Vordering van procureur des Konings tot ontbinding van vennootschap op grond van art. 634 Ger.W. - Rechtsplegingsvergoeding

In een arrest van 17 oktober 2014 (AR nr. C.13.0604.N) oordeelt het Hof van Cassatie dat de openbare orde de tussenkomst van het openbaar ministerie vergt wanneer het netto-actief van een vennootschap daalt onder het wettelijke minimumvermogen, aangezien een dergelijke toestand het handelsverkeer ernstig kan aantasten. Het openbaar ministerie kan aldus een vordering tot ontbinding van een vennootschap instellen op grond van art. 138bis, ยง 1 Ger.W. en art. 634 W.Venn. Het Hof van Cassatie vervolgt dat het openbaar ministerie in dat geval geen gelijk nastreeft, maar de vrijwaring van de belangen van de maatschappij en van de economische openbare orde.
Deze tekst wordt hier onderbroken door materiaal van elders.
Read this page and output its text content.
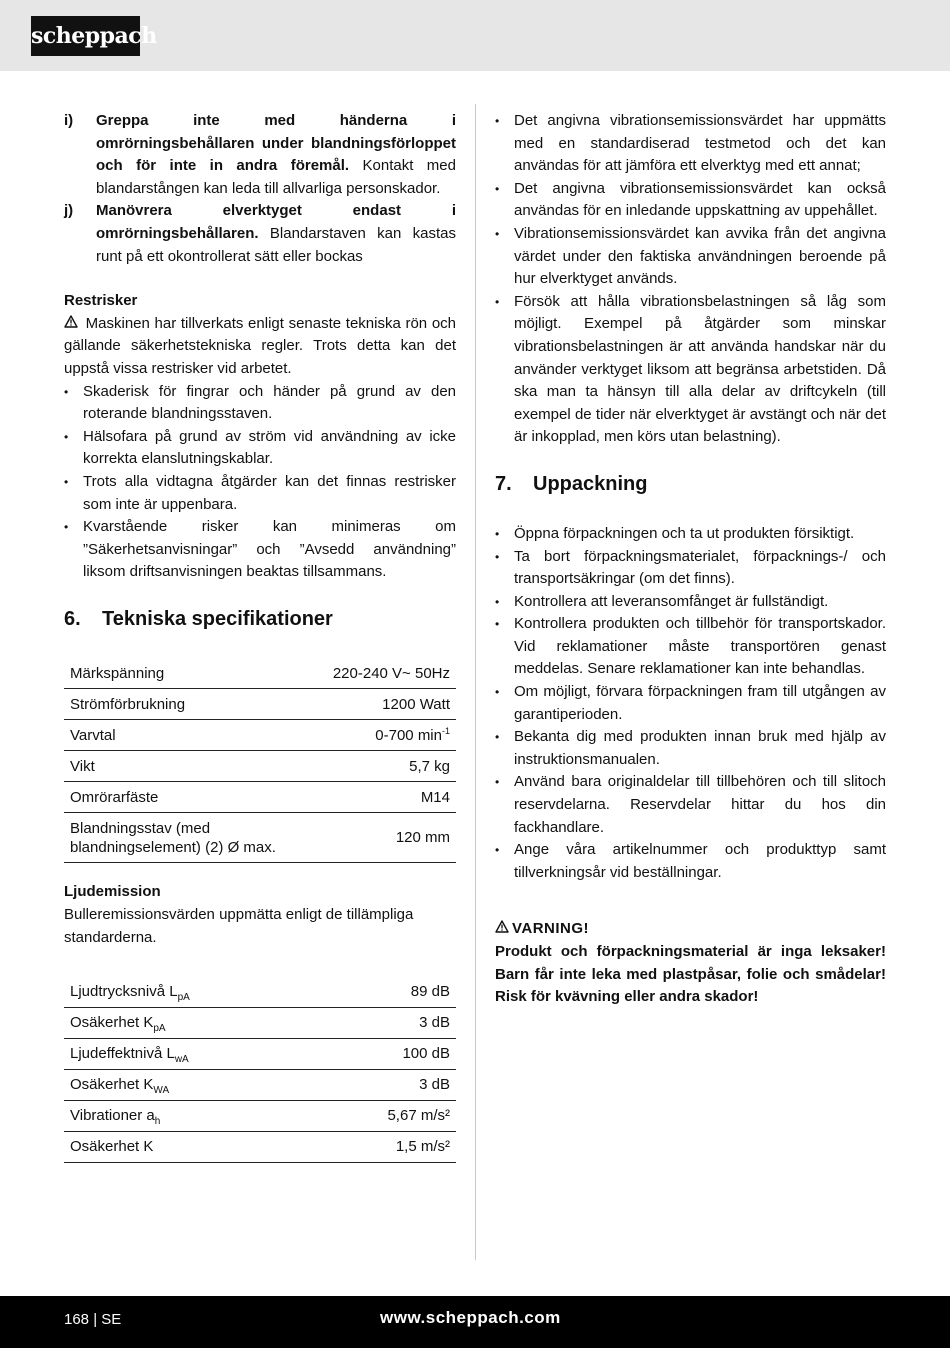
scheppach
i)	Greppa inte med händerna i omrörningsbehållaren under blandningsförloppet och för inte in andra föremål. Kontakt med blandarstången kan leda till allvarliga personskador.
j)	Manövrera elverktyget endast i omrörningsbehållaren. Blandarstaven kan kastas runt på ett okontrollerat sätt eller bockas
Restrisker
Maskinen har tillverkats enligt senaste tekniska rön och gällande säkerhetstekniska regler. Trots detta kan det uppstå vissa restrisker vid arbetet.
• Skaderisk för fingrar och händer på grund av den roterande blandningsstaven.
• Hälsofara på grund av ström vid användning av icke korrekta elanslutningskablar.
• Trots alla vidtagna åtgärder kan det finnas restrisker som inte är uppenbara.
• Kvarstående risker kan minimeras om ”Säkerhetsanvisningar” och ”Avsedd användning” liksom driftsanvisningen beaktas tillsammans.
6.	Tekniska specifikationer
Märkspänning	220-240 V~ 50Hz
Strömförbrukning	1200 Watt
Varvtal	0-700 $\min^{-1}$
Vikt	5,7 kg
Omrörarfäste	M14
Blandningsstav (med blandningselement) (2) Ø max.	120 mm
Ljudemission
Bulleremissionsvärden uppmätta enligt de tillämpliga standarderna.
Ljudtrycksnivå $L_{pA}$	89 dB
Osäkerhet $K_{pA}$	3 dB
Ljudeffektnivå $L_{wA}$	100 dB
Osäkerhet $K_{WA}$	3 dB
Vibrationer $a_h$	5,67 m/s²
Osäkerhet K	1,5 m/s²
• Det angivna vibrationsemissionsvärdet har uppmätts med en standardiserad testmetod och det kan användas för att jämföra ett elverktyg med ett annat;
• Det angivna vibrationsemissionsvärdet kan också användas för en inledande uppskattning av uppehållet.
• Vibrationsemissionsvärdet kan avvika från det angivna värdet under den faktiska användningen beroende på hur elverktyget används.
• Försök att hålla vibrationsbelastningen så låg som möjligt. Exempel på åtgärder som minskar vibrationsbelastningen är att använda handskar när du använder verktyget liksom att begränsa arbetstiden. Då ska man ta hänsyn till alla delar av driftcykeln (till exempel de tider när elverktyget är avstängt och när det är inkopplad, men körs utan belastning).
7.	Uppackning
• Öppna förpackningen och ta ut produkten försiktigt.
• Ta bort förpackningsmaterialet, förpacknings-/ och transportsäkringar (om det finns).
• Kontrollera att leveransomfånget är fullständigt.
• Kontrollera produkten och tillbehör för transportskador. Vid reklamationer måste transportören genast meddelas. Senare reklamationer kan inte behandlas.
• Om möjligt, förvara förpackningen fram till utgången av garantiperioden.
• Bekanta dig med produkten innan bruk med hjälp av instruktionsmanualen.
• Använd bara originaldelar till tillbehören och till slitoch reservdelarna. Reservdelar hittar du hos din fackhandlare.
• Ange våra artikelnummer och produkttyp samt tillverkningsår vid beställningar.
VARNING!
Produkt och förpackningsmaterial är inga leksaker! Barn får inte leka med plastpåsar, folie och smådelar! Risk för kvävning eller andra skador!
168 | SE	www.scheppach.com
Het openbaar ministerie dat in het algemeen belang optreedt krachtens art. 634 W.Venn., is aldus onderworpen aan een bijzondere regeling die onverenigbaar is met de toepassing van de gemeenrechtelijke bepalingen inzake de gerechtskosten die deze kosten volledig ten laste leggen van de in het ongelijk gestelde partij, inzonderheid art. 1017, eerste lid en art. 1022, eerste lid Ger.W. Het Hof van Cassatie besluit dat de appelrechter die de gemeenrechtelijke bepalingen inzake de gerechtskosten toepast en op grond hiervan oordeelt dat de kosten van de procedure ten laste moeten worden gelegd van de procureur des Konings wiens vordering tot ontbinding van een vennootschap krachtens art. 634 W.Venn. werd afgewezen, zijn beslissing niet naar recht verantwoordt.